Saturday, January 10, 2009

The beginning of the dream

Our goal is clear. We want to pay off credit cards, school loans, and maybe even our mortgage so that we can buy a boat and, in five or six or seven years, sail: down the Intercoastal Waterway, to the Florida Keys, on to the Bahamas, and maybe even beyond.

If you look at our goal from a traditional perspective, it seems pretty crazy. We both have college degrees. We both work (a lot). We have a child. And bills. We're not rich. Shouldn't we dig in for the long haul, make enough money so that we can retire comfortably, send our kid to college, become grandparents, enjoy our golden years, and then, well, die? Isn't that kind of what we've been training ourselves to do?

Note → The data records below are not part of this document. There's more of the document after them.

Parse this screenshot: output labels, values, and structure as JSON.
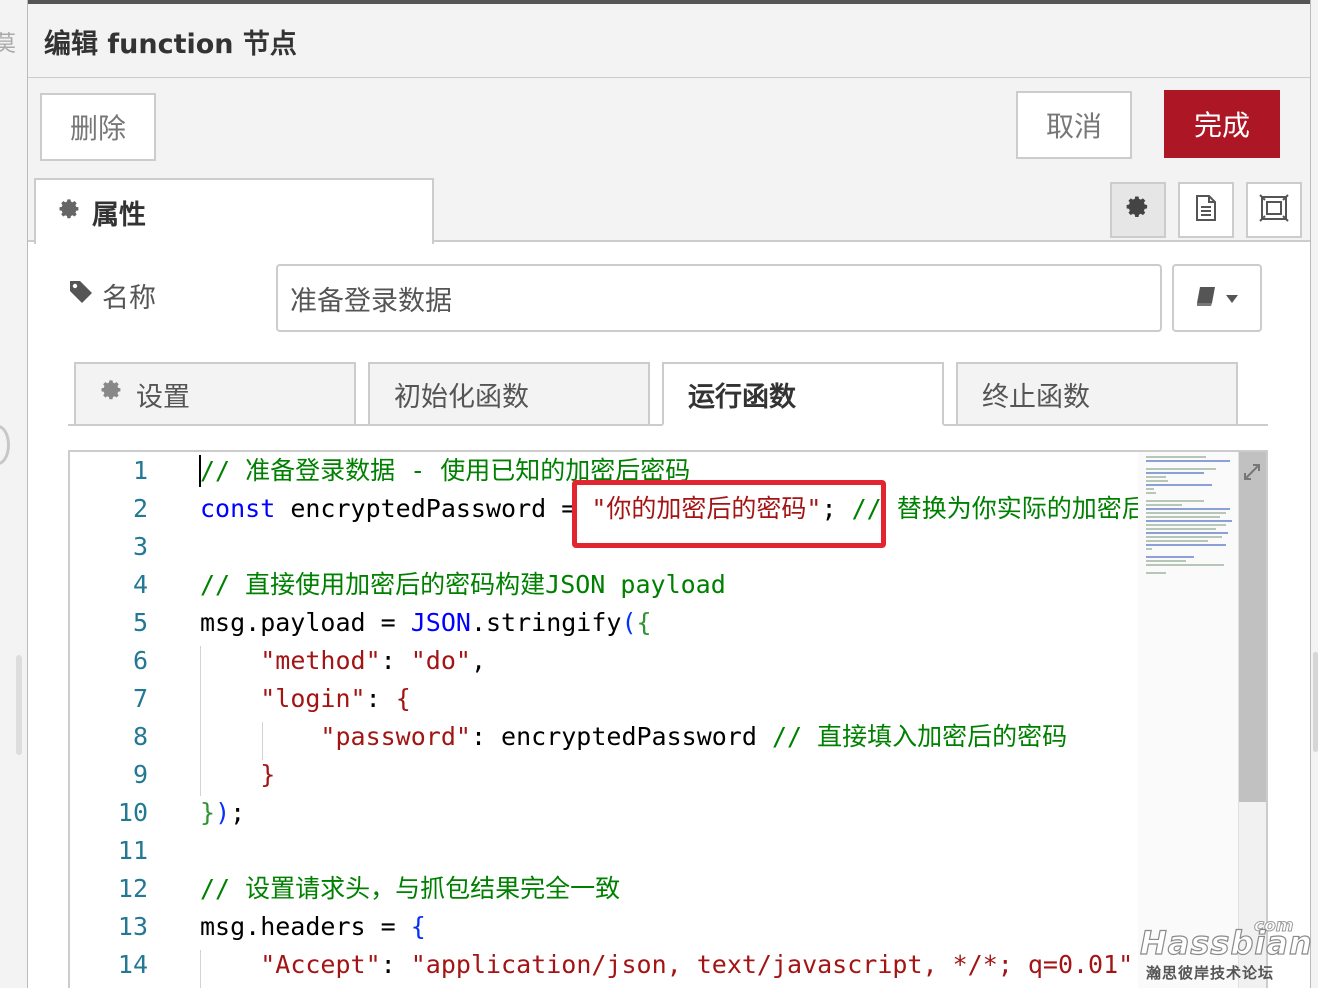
{
  "dialog": {
    "title": "编辑 function 节点",
    "delete_label": "删除",
    "cancel_label": "取消",
    "done_label": "完成",
    "accent_color": "#ad1625"
  },
  "properties_tab": {
    "label": "属性"
  },
  "name_field": {
    "label": "名称",
    "value": "准备登录数据"
  },
  "function_tabs": [
    {
      "label": "设置",
      "active": false
    },
    {
      "label": "初始化函数",
      "active": false
    },
    {
      "label": "运行函数",
      "active": true
    },
    {
      "label": "终止函数",
      "active": false
    }
  ],
  "editor": {
    "lines": [
      {
        "n": "1",
        "tokens": [
          {
            "t": "// 准备登录数据 - 使用已知的加密后密码",
            "c": "cm"
          }
        ]
      },
      {
        "n": "2",
        "tokens": [
          {
            "t": "const",
            "c": "kw"
          },
          {
            "t": " encryptedPassword = ",
            "c": ""
          },
          {
            "t": "\"你的加密后的密码\"",
            "c": "str"
          },
          {
            "t": "; ",
            "c": ""
          },
          {
            "t": "// 替换为你实际的加密后密码",
            "c": "cm"
          }
        ]
      },
      {
        "n": "3",
        "tokens": []
      },
      {
        "n": "4",
        "tokens": [
          {
            "t": "// 直接使用加密后的密码构建JSON payload",
            "c": "cm"
          }
        ]
      },
      {
        "n": "5",
        "tokens": [
          {
            "t": "msg.payload = ",
            "c": ""
          },
          {
            "t": "JSON",
            "c": "kw"
          },
          {
            "t": ".stringify",
            "c": ""
          },
          {
            "t": "(",
            "c": "br"
          },
          {
            "t": "{",
            "c": "br2"
          }
        ]
      },
      {
        "n": "6",
        "tokens": [
          {
            "t": "    ",
            "c": ""
          },
          {
            "t": "\"method\"",
            "c": "str"
          },
          {
            "t": ": ",
            "c": ""
          },
          {
            "t": "\"do\"",
            "c": "str"
          },
          {
            "t": ",",
            "c": ""
          }
        ]
      },
      {
        "n": "7",
        "tokens": [
          {
            "t": "    ",
            "c": ""
          },
          {
            "t": "\"login\"",
            "c": "str"
          },
          {
            "t": ": ",
            "c": ""
          },
          {
            "t": "{",
            "c": "str"
          }
        ]
      },
      {
        "n": "8",
        "tokens": [
          {
            "t": "        ",
            "c": ""
          },
          {
            "t": "\"password\"",
            "c": "str"
          },
          {
            "t": ": encryptedPassword ",
            "c": ""
          },
          {
            "t": "// 直接填入加密后的密码",
            "c": "cm"
          }
        ]
      },
      {
        "n": "9",
        "tokens": [
          {
            "t": "    ",
            "c": ""
          },
          {
            "t": "}",
            "c": "str"
          }
        ]
      },
      {
        "n": "10",
        "tokens": [
          {
            "t": "}",
            "c": "br2"
          },
          {
            "t": ")",
            "c": "br"
          },
          {
            "t": ";",
            "c": ""
          }
        ]
      },
      {
        "n": "11",
        "tokens": []
      },
      {
        "n": "12",
        "tokens": [
          {
            "t": "// 设置请求头，与抓包结果完全一致",
            "c": "cm"
          }
        ]
      },
      {
        "n": "13",
        "tokens": [
          {
            "t": "msg.headers = ",
            "c": ""
          },
          {
            "t": "{",
            "c": "br"
          }
        ]
      },
      {
        "n": "14",
        "tokens": [
          {
            "t": "    ",
            "c": ""
          },
          {
            "t": "\"Accept\"",
            "c": "str"
          },
          {
            "t": ": ",
            "c": ""
          },
          {
            "t": "\"application/json, text/javascript, */*; q=0.01\"",
            "c": "str"
          }
        ]
      }
    ]
  },
  "watermark": {
    "com": "com",
    "brand": "Hassbian",
    "subtitle": "瀚思彼岸技术论坛"
  },
  "background": {
    "left_char": "莫"
  }
}
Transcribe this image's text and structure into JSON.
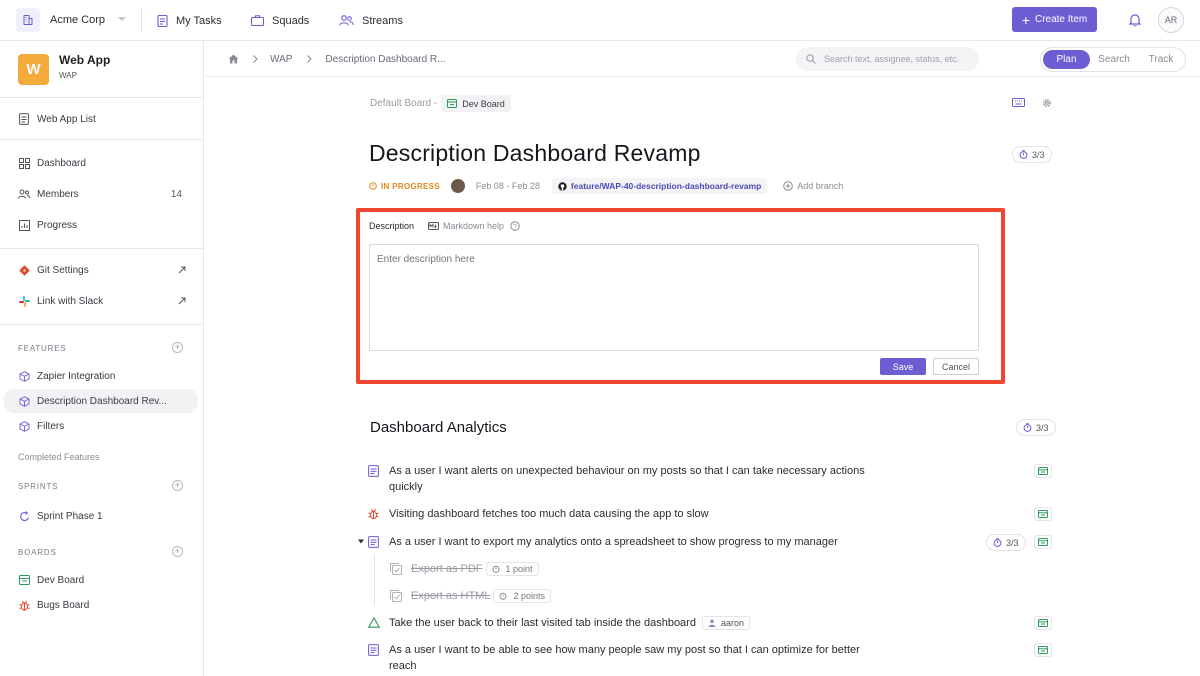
{
  "topbar": {
    "org": "Acme Corp",
    "nav": [
      "My Tasks",
      "Squads",
      "Streams"
    ],
    "create_label": "Create Item",
    "avatar_initials": "AR"
  },
  "sidebar": {
    "project_logo": "W",
    "project_name": "Web App",
    "project_key": "WAP",
    "list_link": "Web App List",
    "items": [
      {
        "label": "Dashboard",
        "icon": "grid-icon"
      },
      {
        "label": "Members",
        "icon": "users-icon",
        "count": "14"
      },
      {
        "label": "Progress",
        "icon": "chart-icon"
      }
    ],
    "links": [
      {
        "label": "Git Settings",
        "icon": "git-icon"
      },
      {
        "label": "Link with Slack",
        "icon": "slack-icon"
      }
    ],
    "features_heading": "FEATURES",
    "features": [
      "Zapier Integration",
      "Description Dashboard Rev...",
      "Filters"
    ],
    "completed_features": "Completed Features",
    "sprints_heading": "SPRINTS",
    "sprints": [
      "Sprint Phase 1"
    ],
    "boards_heading": "BOARDS",
    "boards": [
      "Dev Board",
      "Bugs Board"
    ]
  },
  "header": {
    "breadcrumb": [
      "WAP",
      "Description Dashboard R..."
    ],
    "search_placeholder": "Search text, assignee, status, etc.",
    "modes": [
      "Plan",
      "Search",
      "Track"
    ],
    "active_mode": "Plan"
  },
  "feature": {
    "board_prefix": "Default Board -",
    "board_name": "Dev Board",
    "title": "Description Dashboard Revamp",
    "progress": "3/3",
    "status": "IN PROGRESS",
    "dates": "Feb 08 - Feb 28",
    "branch": "feature/WAP-40-description-dashboard-revamp",
    "add_branch": "Add branch",
    "description_label": "Description",
    "markdown_help": "Markdown help",
    "description_placeholder": "Enter description here",
    "save_label": "Save",
    "cancel_label": "Cancel"
  },
  "section": {
    "title": "Dashboard Analytics",
    "progress": "3/3",
    "rows": [
      {
        "text": "As a user I want alerts on unexpected behaviour on my posts so that I can take necessary actions",
        "text2": "quickly",
        "type": "story"
      },
      {
        "text": "Visiting dashboard fetches too much data causing the app to slow",
        "type": "bug"
      },
      {
        "text": "As a user I want to export my analytics onto a spreadsheet to show progress to my manager",
        "type": "story",
        "progress": "3/3"
      },
      {
        "text": "Export as PDF",
        "points": "1 point",
        "type": "subtask"
      },
      {
        "text": "Export as HTML",
        "points": "2 points",
        "type": "subtask"
      },
      {
        "text": "Take the user back to their last visited tab inside the dashboard",
        "assignee": "aaron",
        "type": "task"
      },
      {
        "text": "As a user I want to be able to see how many people saw my post so that I can optimize for better",
        "text2": "reach",
        "type": "story"
      }
    ]
  },
  "colors": {
    "accent": "#6c5dd3",
    "highlight": "#f0452e",
    "status": "#e0891c"
  }
}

We've tried hard to get enthused about this well-worn road, but both of us feel the urge to do something different. We've both had so many adventures - hiking the Appalachian Trail, backpacking in the Alps, living in Korea, camping in the deserts of the Southwestern U.S. - that we're addicted to the high of getting off the beaten path.

We've been focusing on this goal for less than a year. Last May, just after we'd purchased our house and moved in, Trent and I found ourselves wondering, Is this it? Are we going to be sitting here in front of the television in 10 years, doing the same thing? In 20 years? Sure, maybe we'll take some vacations, get a raise, upgrade to a larger home at some point, maybe buy some land...but where's the adventure?

That's when Trent said, "We should do something different. We should... sail around the world! Why not?"

That surprised me. Trent's usually a realist. I'm the crazy one with the cockamamie ideas, and such a thing had never even crossed my mind. I said, "But we don't know how to sail. It's dangerous. It's expensive. And we have a lot of debt, debt we won't be able to pay off for...forever. That's impossible." After all, we'd racked up a lot of credit card debt in the eight years we'd been married, and the balance remaining on our school loans seemed absolutely colossal.

The idea stuck with us, though, and the more I thought about it, the more it appealed to me. We came up with a tentative plan that started to look more and more realistic and doable: learn to sail. Go out to eat less, purchase less, spend less on things we don't need, distance ourselves from consumerism, and put more of our money into savings. With every day that passed, we became more devoted to this self-imposed pilgrimage to find and live out our dream. The beauty of it? No matter what, we'd be better off in five years - not just financially, but as a family, too, because we'd know how to work together in an effort to achieve a common goal.

Between May and December of 2008, we managed to...

-Pay off more than $12,000 in debt, including both of Susanne's credit cards
-Learn how to sail - Trent and I both earned our Basic Keelboat certification in September
-Set up 401K plans
-Put money into a "cruising kitty" - an account we're using to save up for a boat, which we hope to purchase outright, no financing

I'm convinced that without keeping our dream in sight, we would have never accomplished so much in such a short time. 

We're not especially unique people; we're not the kind of folks you'd really pay much attention to if you saw us at the local park or the grocery store. We're average. We both work from home. We both parent our 2-year-old son. We both run. We're a normal family with a middle-of-the-road income. But we don't buy into the idea that anyone has to live a typical life if he or she has a hankering for something more atypical. And neither of us believes we should be slaves to money, as we have been for a good long while by now.

The more we work toward our goal, the freer we feel - little by little. We're confident we can make our sailing dreams happen, but if for whatever reasons we do not, we're confident we'll be better off for this effort.